The Harvard Study of Moods and Cycles examined the effect of oral contraceptives on mood. In this study, data from 658 women were analyzed to determine the proportion of women whose mood either improved or worsened while taking an oral contraceptive. In the overall sample, 107 women (16.3%) noted worsening of their mood on oral contraceptive, 81 (12.3%) experienced mood improvement, and 470 (71.4%) had no change in their mood. They noted that women with a history of depression were more likely to experience mood worsening on the pill than those with no history of depression. However, most women with a history of depression experienced either no change in their mood (61%) or mood improvement (14%); only a small number (25%) experienced mood worsening on the pill.

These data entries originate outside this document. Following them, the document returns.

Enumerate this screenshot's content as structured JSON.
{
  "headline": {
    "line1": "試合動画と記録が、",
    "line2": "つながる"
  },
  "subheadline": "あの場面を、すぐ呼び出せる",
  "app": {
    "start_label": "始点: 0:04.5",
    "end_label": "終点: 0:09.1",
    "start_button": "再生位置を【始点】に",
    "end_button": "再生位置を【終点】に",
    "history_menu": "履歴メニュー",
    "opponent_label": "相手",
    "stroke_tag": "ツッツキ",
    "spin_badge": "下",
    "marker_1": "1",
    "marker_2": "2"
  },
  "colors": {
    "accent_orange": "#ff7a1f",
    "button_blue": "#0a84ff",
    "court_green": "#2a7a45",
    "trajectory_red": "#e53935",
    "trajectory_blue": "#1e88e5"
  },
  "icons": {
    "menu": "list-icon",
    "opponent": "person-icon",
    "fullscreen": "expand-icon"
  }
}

One of the largest studies included 6,654 sexually active non-pregnant women participating in the National Longitudinal Study of Adolescent Health. In a cohort of women aged 25–34 years, the researchers compared contraceptive users with other sexually active women who were using either non-hormonal contraception or no contraception. Depressive symptoms were assessed with the Center for Epidemiologic Studies Depression Scale.
What they found was that users of hormonal contraceptives had lower mean levels of depressive symptoms and were less likely to have attempted suicide in the previous year (odds ratio = 0.37, 95% confidence interval: 0.14, 0.95) than women using other forms of contraception or no contraception.
While this study may provide some reassurance to women concerned about the impact of oral contraceptives on their mood, many questions remain. This was a cross-sectional study, where women were evaluated at a single time point. One might hypothesize that women who developed mood symptoms after treatment with an oral contraceptive most likely stopped taking OCs, so that in this study the hormonal contraceptive users as a group consisted primarily of women who tolerated OCs whereas the non-user group contained a higher number of women who were unable to tolerate OCs.
Of particular concern is the impact of hormonal contraceptives on mood in women with histories of depression. In the Harvard Study of Moods and Cycles, it was found that women with histories of depression were more likely to experience premenstrual mood worsening on OCs than women with no history of depression. However, most women with a history of depression experienced either no change in their mood (61%) or mood improvement (14%); only a small number (25%) experienced premenstrual mood worsening on the pill.
Before starting a birth control pill, women should talk to their clinicians about their history of depression. Those with a history of depression should be attentive to potential mood changes after starting an oral contraceptive; however, these studies taken together indicate that oral contraceptives may be a viable option for contraception for all women, including those with a history of depression.
Ruta Nonacs, MD PHD
Keys KM, Cheslack-Postava K, Westhoff C, et al. Association of Hormonal Contraceptive Use With Reduced Levels of Depressive Symptoms: A National Study of Sexually Active Women in the United States. Am J Eidemiol 2013.
Joffe H, Cohen LS, Harlow BL. Impact of oral contraceptive pill use on premenstrual mood: Predictors of improvement and deterioration. Am J Obstet Gynecol 2003;189:1523-30.